Doves happen to turn into haws, although less frequently. For example, Zyta Gilowska had a dovish approach to interest rates when she was Deputy Prime Minister and Minister of Finance. “I see no need to raise interest rates”, she told Polskie Radio in a March 2007 interview. She said that the Polish economy was not overheated and there was no risk of inflation growth. Meanwhile, the overheating of the economy was visible to the naked eye. Although in March 2007 inflation amounted to a mere 1.1%, in October it jumped to 3% and in November to 3.7%, exceeding the inflation target including the fluctuation band. As member of the MPC, Zyta Gilowska is a hawk. She voted in favour of interest rates increases and against interest rate reductions almost every time.

Prof. Dariusz Filar, the MPC member in 2004-2010, stands out against hawks turning into doves or vice versa, and his approach was exceptionally consistent. He was regarded as a hawk in the Council. In early 2006, he voted (contrary to the majority) against interest rate reductions, and from October 2006 he was part of the minority who voted in favour  of initiating interest rate increases during successive MPC meetings.

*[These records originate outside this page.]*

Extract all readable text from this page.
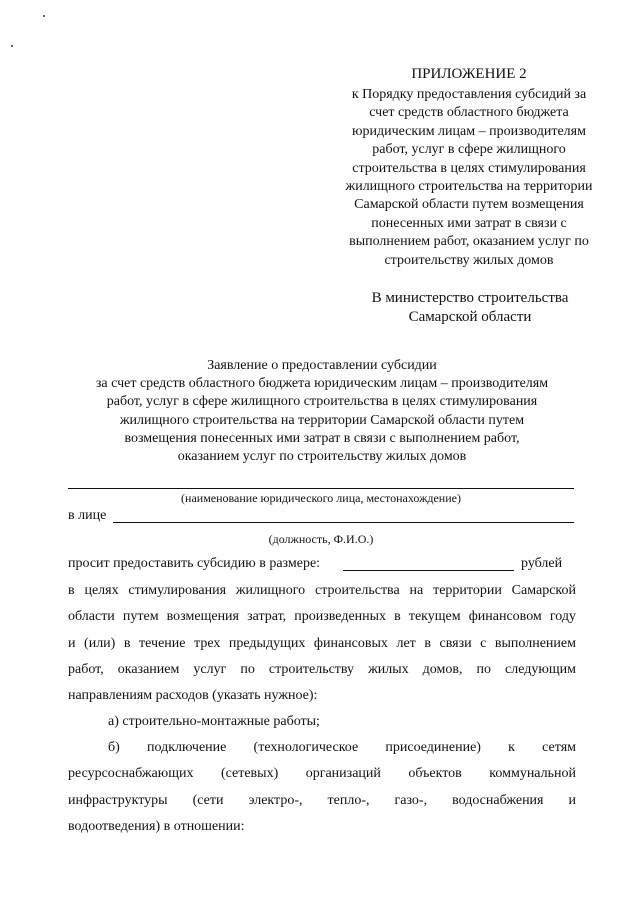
ПРИЛОЖЕНИЕ 2
к Порядку предоставления субсидий за
счет средств областного бюджета
юридическим лицам – производителям
работ, услуг в сфере жилищного
строительства в целях стимулирования
жилищного строительства на территории
Самарской области путем возмещения
понесенных ими затрат в связи с
выполнением работ, оказанием услуг по
строительству жилых домов
В министерство строительства
Самарской области
Заявление о предоставлении субсидии
за счет средств областного бюджета юридическим лицам – производителям
работ, услуг в сфере жилищного строительства в целях стимулирования
жилищного строительства на территории Самарской области путем
возмещения понесенных ими затрат в связи с выполнением работ,
оказанием услуг по строительству жилых домов
(наименование юридического лица, местонахождение)
в лице
(должность, Ф.И.О.)
просит предоставить субсидию в размере:	рублей
в целях стимулирования жилищного строительства на территории Самарской
области путем возмещения затрат, произведенных в текущем финансовом году
и (или) в течение трех предыдущих финансовых лет в связи с выполнением
работ, оказанием услуг по строительству жилых домов, по следующим
направлениям расходов (указать нужное):
а) строительно-монтажные работы;
б) подключение (технологическое присоединение) к сетям
ресурсоснабжающих (сетевых) организаций объектов коммунальной
инфраструктуры (сети электро-, тепло-, газо-, водоснабжения и
водоотведения) в отношении:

Commenting on the current controversies over the level of interest rates, Professor Filar said: “The MPC should stabilise interest rates over the coming 2-3 quarters. It would be appropriate to maintain the existing level of monetary policy restrictiveness and nominal interest rates should be stabilised over the coming 2-3 quarters. Core inflation at 1.0-1.1% would help to meet the inflation target expressed as CPI at 2.5%.”